A small fraction of frequency bands need extraordinary protection from radio interference. Some, like those used for radio astronomy, depend on extremely sensitive receivers. Others carry signals essential to safety, like search-and rescue bands and GPS, which helps to land airplanes as well as to find pizza in a strange city.
The FCC’s licensing regime protects these bands from high-powered transmitters. But as unlicensed transmission sources – which now include Wi-Fi, Bluetooth, car-door openers, and thousands more – began to proliferate in the 1980s, they posed a threat. These devices can be used by anybody anywhere, including locations where they might cause interference.

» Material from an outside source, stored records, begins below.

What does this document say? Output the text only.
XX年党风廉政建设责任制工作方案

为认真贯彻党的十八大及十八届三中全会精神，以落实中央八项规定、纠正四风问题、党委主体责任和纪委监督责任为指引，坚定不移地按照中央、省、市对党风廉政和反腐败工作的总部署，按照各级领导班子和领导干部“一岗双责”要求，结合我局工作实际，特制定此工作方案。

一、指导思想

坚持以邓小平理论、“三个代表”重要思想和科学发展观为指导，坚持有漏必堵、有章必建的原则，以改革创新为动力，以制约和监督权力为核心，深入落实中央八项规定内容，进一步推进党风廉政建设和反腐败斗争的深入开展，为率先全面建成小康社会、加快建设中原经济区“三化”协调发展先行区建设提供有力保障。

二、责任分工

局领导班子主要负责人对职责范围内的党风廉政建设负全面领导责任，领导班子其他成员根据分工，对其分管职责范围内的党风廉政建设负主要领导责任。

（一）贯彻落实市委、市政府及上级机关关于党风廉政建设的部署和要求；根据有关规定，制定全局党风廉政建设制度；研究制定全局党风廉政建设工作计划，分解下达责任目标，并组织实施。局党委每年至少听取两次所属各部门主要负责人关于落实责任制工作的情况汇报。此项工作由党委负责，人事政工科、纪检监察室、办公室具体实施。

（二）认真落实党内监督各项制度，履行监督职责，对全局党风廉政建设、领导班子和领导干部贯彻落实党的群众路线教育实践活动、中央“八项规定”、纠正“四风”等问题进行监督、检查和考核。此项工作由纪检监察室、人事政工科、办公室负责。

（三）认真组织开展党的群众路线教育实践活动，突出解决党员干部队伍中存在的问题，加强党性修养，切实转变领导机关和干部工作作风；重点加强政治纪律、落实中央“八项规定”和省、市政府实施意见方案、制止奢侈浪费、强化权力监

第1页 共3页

The FCC sat down with the National Telecommunications and Information Administration, which administers spectrum use by government agencies, and together they drew up a list of about 40 bands potentially vulnerable to unlicensed radios. See the list here. The FCC calls them “restricted bands.” It adopted a rule requiring manufacturers to ensure that transmitting devices marketed for unlicensed use cannot operate on any of them.
Problem solved.
But only temporarily. For the last 15 years, the FCC has been chipping away at the protections. Ultra-wideband devices, first authorized in 2002, are allowed to operate in some of these bands. The FCC has also allowed various forms of wideband radar to use the bands, including airport radars, the vehicle radars used for automatic braking and lane-change monitoring, and some industrial radars. All of these are a particular concern to radio astronomers, who operate the most sensitive receivers on the planet capable of picking up signals from billions of light-years away. To them, a car-mounted radar just a few miles off can be a problem. Also threatened is earth-exploration-satellite research, which uses orbiting receivers for scientific study of the Earth. Because the receivers point to everywhere on the globe, they too are vulnerable to interfering signals in their bands.

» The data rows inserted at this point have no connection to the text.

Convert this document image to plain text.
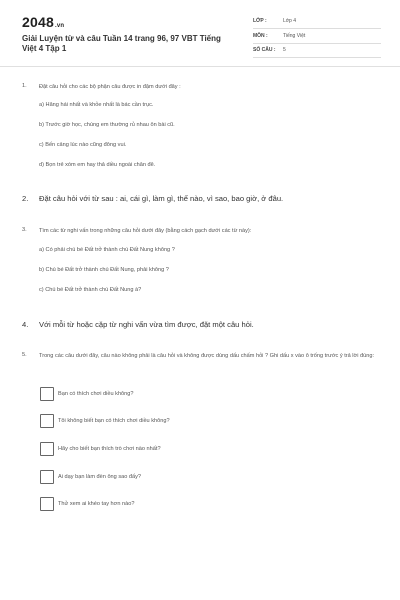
2048.vn
Giải Luyện từ và câu Tuần 14 trang 96, 97 VBT Tiếng Việt 4 Tập 1
LỚP :	Lớp 4
MÔN :	Tiếng Việt
SỐ CÂU : 5
1. Đặt câu hỏi cho các bộ phận câu được in đậm dưới đây :
a) Hăng hái nhất và khỏe nhất là bác cần trục.
b) Trước giờ học, chúng em thường rủ nhau ôn bài cũ.
c) Bến cảng lúc nào cũng đông vui.
d) Bọn trẻ xóm em hay thả diều ngoài chân đê.
2. Đặt câu hỏi với từ sau : ai, cái gì, làm gì, thế nào, vì sao, bao giờ, ở đâu.
3. Tìm các từ nghi vấn trong những câu hỏi dưới đây (bằng cách gạch dưới các từ này):
a) Có phải chú bé Đất trở thành chú Đất Nung không ?
b) Chú bé Đất trở thành chú Đất Nung, phải không ?
c) Chú bé Đất trở thành chú Đất Nung à?
4. Với mỗi từ hoặc cặp từ nghi vấn vừa tìm được, đặt một câu hỏi.
5. Trong các câu dưới đây, câu nào không phải là câu hỏi và không được dùng dấu chấm hỏi ? Ghi dấu x vào ô trống trước ý trả lời đúng:
Bạn có thích chơi diều không?
Tôi không biết bạn có thích chơi diều không?
Hãy cho biết bạn thích trò chơi nào nhất?
Ai dạy bạn làm đèn ông sao đấy?
Thử xem ai khéo tay hơn nào?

The restricted-band users just took an additional hit.
The FCC has long granted “experimental licenses” to researchers, basement hobbyists, and pretty much anybody else who wants to tinker with radio gear. Needless to say, the FCC has not been inclined to issue experimental licenses authorizing operation in the restricted bands.
The downside to experimental licenses, for an active researcher, has been the need to get a new one every time there is a technical change to the equipment being used or investigated. Back in 2013, the FCC announced three new kinds of experimental licenses to help solve this problem: a “program experimental license” for universities, research labs, manufacturers, etc.; a “medical testing license” for health facilities conducting clinical trials; and (not relevant here) a license for commercial test labs. These all make it easier to work with multiple types of radio transmitters.
Medical testing licensees are allowed to transmit in a restricted band at 401-406 MHz. That band is used for earth-exploration-satellite research and meteorological research and monitoring – and also for medical telemetry at very low power. A manufacturer of medical devices, apparently eligible for a program license but not a medical testing license, requested access to 401-406 MHz for its development work. It got more than that: the FCC has changed the rule to let program licensees use frequencies in any restricted band when testing medical devices. The only limitation: devices under test must comply with whatever power limits and other technical rules would apply to the device if it were placed on the market. The revised rule will take effect 30 days after the FCC’s order is published in the Federal Register; check back with us here for updates on that front.
They say the Great Wall of China really isn’t really visible from space. Earth-exploration-satellite researchers are hoping the same is true of medical devices.